Dogs No Dogs
Birding · Lake · River/Creek · Views · Waterfall · Wildflowers · Wildlife
Ice and snow at the headwall below Comeau Pass can make getting up to the pass dangerous. Access to the trailhead is open year round with winter travel very dangerous due to avalanches.
This trail peels off of the Gunsight Pass Trail
just below the Sperry Chalet. It traverses a great bowl surrounded by rocks that are layered red, brown, and gray. As you traverse, water falls down the rock walls with the largest one, the beautiful Akaiyan Falls serving as the notification that you're about to climb.
From here, the trail switchbacks up the rocks to get up on the rock headwall. Once up on top of this wall, you make your way through a hall of erratics carried by the glacier and randomly set like a giant chess board in mid-play. The trail crosses over the outlet of Feather Woman Lake which keeps ice in it most of summer. Its beauty in on display as you gain elevation to the west of it with great vantages looking down.
All around you are distressed rock walls telling the geologic story of massive uplift evident in Edwards Mountain and Gunsight Mountain. This trail continues up towards another headwall and Comeau Pass.

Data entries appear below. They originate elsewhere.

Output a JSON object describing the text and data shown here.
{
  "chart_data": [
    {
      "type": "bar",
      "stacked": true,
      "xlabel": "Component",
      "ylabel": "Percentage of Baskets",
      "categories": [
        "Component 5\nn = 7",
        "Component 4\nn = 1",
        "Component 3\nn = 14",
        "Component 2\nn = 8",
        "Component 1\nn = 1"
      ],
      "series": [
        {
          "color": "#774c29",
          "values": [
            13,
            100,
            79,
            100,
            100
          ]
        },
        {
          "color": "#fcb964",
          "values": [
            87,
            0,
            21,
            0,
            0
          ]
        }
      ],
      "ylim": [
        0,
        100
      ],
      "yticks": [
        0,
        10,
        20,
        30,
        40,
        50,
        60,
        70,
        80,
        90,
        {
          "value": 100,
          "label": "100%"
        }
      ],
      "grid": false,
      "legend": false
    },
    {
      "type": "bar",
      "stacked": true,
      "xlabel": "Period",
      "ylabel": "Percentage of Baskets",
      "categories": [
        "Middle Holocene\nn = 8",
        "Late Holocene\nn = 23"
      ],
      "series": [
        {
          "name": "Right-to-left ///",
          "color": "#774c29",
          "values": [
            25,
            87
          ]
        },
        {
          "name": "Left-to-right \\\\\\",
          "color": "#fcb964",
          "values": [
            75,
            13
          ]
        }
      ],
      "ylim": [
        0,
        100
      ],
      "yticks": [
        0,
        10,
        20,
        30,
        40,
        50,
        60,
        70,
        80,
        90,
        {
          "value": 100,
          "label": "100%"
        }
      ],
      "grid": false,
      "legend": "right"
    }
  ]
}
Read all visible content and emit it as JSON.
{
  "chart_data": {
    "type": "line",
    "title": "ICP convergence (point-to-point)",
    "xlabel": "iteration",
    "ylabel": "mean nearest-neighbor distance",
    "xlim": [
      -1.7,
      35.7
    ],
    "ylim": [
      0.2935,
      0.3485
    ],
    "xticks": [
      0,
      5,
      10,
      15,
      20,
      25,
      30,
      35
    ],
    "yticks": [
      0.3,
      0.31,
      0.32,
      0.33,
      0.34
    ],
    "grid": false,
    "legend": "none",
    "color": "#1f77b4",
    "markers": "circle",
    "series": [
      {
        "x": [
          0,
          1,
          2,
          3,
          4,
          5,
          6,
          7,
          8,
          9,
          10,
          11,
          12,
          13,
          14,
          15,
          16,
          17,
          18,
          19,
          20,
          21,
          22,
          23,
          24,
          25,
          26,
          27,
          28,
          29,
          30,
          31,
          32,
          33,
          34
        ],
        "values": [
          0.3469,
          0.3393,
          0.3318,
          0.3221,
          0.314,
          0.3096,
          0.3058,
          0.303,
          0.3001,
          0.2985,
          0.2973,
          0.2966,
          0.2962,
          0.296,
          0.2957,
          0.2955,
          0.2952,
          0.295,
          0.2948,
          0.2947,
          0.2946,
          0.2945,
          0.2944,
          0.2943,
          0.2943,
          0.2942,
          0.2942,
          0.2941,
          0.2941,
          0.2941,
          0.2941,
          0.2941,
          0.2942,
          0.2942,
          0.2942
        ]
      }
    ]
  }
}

Before you get there, you pass Akaiyan Lake, another lake similar to Feather Woman Lake. Once past that lake, you skirt the cliff above the lake, then begin to switchback up to the pass.
Once at the headwall, you come to the notch carved out with a wonderful staircase and a cable handrail put in years ago to accommodate climbers up to the glacier. Once up at Comeau Pass, panoramic views are stunning. Rocky peaks stand tall in all directions. The Flathead Valley and civilization is visible from the pass, but turn around towards the glacier and snow, ice, rocks and small tarns or ponds in colors of emerald and turquoise that sit in the basins below the glaciers.

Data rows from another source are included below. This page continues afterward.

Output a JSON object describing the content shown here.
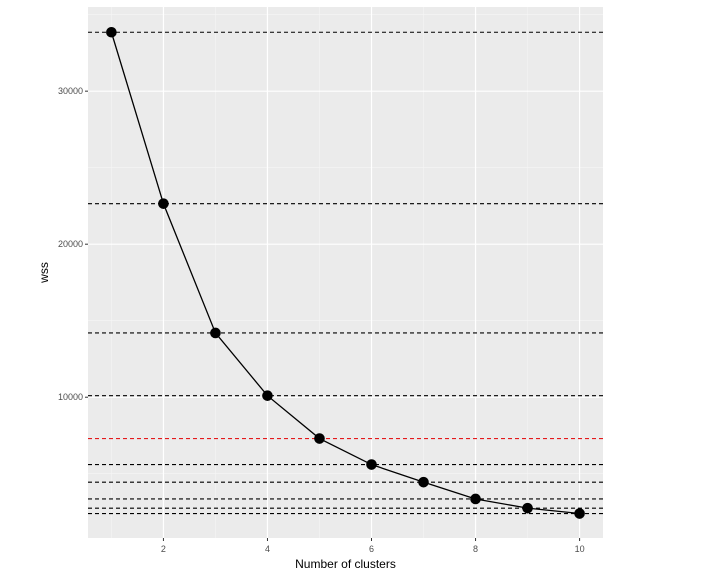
{
  "chart_data": {
    "type": "line",
    "title": "",
    "xlabel": "Number of clusters",
    "ylabel": "wss",
    "x": [
      1,
      2,
      3,
      4,
      5,
      6,
      7,
      8,
      9,
      10
    ],
    "series": [
      {
        "values": [
          33850,
          22650,
          14200,
          10100,
          7300,
          5600,
          4450,
          3350,
          2750,
          2400
        ]
      }
    ],
    "reference_lines": [
      {
        "y": 33850,
        "style": "dashed",
        "color": "#000000"
      },
      {
        "y": 22650,
        "style": "dashed",
        "color": "#000000"
      },
      {
        "y": 14200,
        "style": "dashed",
        "color": "#000000"
      },
      {
        "y": 10100,
        "style": "dashed",
        "color": "#000000"
      },
      {
        "y": 7300,
        "style": "dashed",
        "color": "#e41a1c"
      },
      {
        "y": 5600,
        "style": "dashed",
        "color": "#000000"
      },
      {
        "y": 4450,
        "style": "dashed",
        "color": "#000000"
      },
      {
        "y": 3350,
        "style": "dashed",
        "color": "#000000"
      },
      {
        "y": 2750,
        "style": "dashed",
        "color": "#000000"
      },
      {
        "y": 2400,
        "style": "dashed",
        "color": "#000000"
      }
    ],
    "xlim": [
      0.55,
      10.45
    ],
    "ylim": [
      800,
      35500
    ],
    "x_ticks": [
      2,
      4,
      6,
      8,
      10
    ],
    "x_tick_labels": [
      "2",
      "4",
      "6",
      "8",
      "10"
    ],
    "y_ticks": [
      10000,
      20000,
      30000
    ],
    "y_tick_labels": [
      "10000",
      "20000",
      "30000"
    ],
    "grid": true,
    "legend": "none",
    "colors": {
      "panel": "#ebebeb",
      "grid_major": "#ffffff",
      "line": "#000000",
      "point": "#000000",
      "highlight": "#e41a1c"
    }
  }
}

Look out for the mountain goats in this area as they have been a bit habituated to people and can be a bit aggressive.
From here, the "trail" is a series of cairns with signs on them. You reach them by crossing over the snowfields. At the end of these crossings, you can look up towards the glacier and see crevasses, blue ice, and other such classic glacier features. Sperry Glacier and its basin feed Avalanche Lake and is the source of many of the waterfalls at the head of the lake.

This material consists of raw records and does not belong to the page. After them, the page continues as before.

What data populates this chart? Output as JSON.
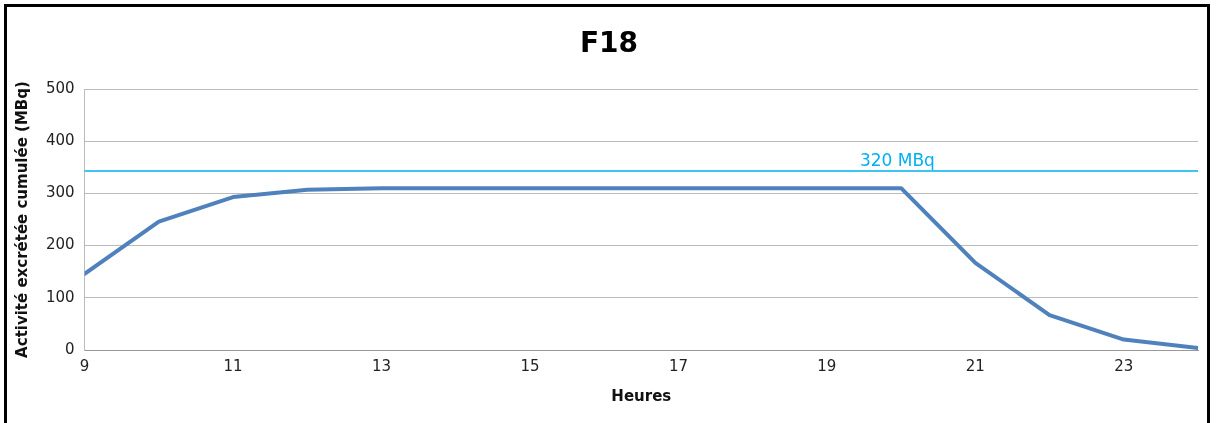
{
  "chart_data": {
    "type": "line",
    "title": "F18",
    "xlabel": "Heures",
    "ylabel": "Activité excrétée cumulée (MBq)",
    "x": [
      9,
      10,
      11,
      12,
      13,
      14,
      15,
      16,
      17,
      18,
      19,
      20,
      21,
      22,
      23,
      24
    ],
    "series": [
      {
        "color": "#4f81bd",
        "values": [
          146,
          246,
          293,
          307,
          310,
          310,
          310,
          310,
          310,
          310,
          310,
          310,
          167,
          67,
          20,
          4
        ]
      }
    ],
    "xlim": [
      9,
      24
    ],
    "xticks": [
      9,
      11,
      13,
      15,
      17,
      19,
      21,
      23
    ],
    "ylim": [
      0,
      500
    ],
    "yticks": [
      0,
      100,
      200,
      300,
      400,
      500
    ],
    "ref_lines": [
      {
        "axis": "y",
        "value": 343,
        "label": "320 MBq",
        "color": "#00b0f0"
      }
    ],
    "grid": "y",
    "legend": false,
    "marker": "none",
    "line_style": "solid"
  }
}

This content was created by Jake Bramante of Hike 734. Visit hike734.com
for more expert Glacier content and maps that help you decide which trail to hike.
Flora & Fauna
Alpine flowers such as beargrass, and spiraea change to short, alpine flowers such as sky-pilot in the rocky sections. Mountain goats are very common as are marmots, and a variety of squirrels and chipmunks. This area is also popular with grizzlies and the lucky visitor may spy a wolverine.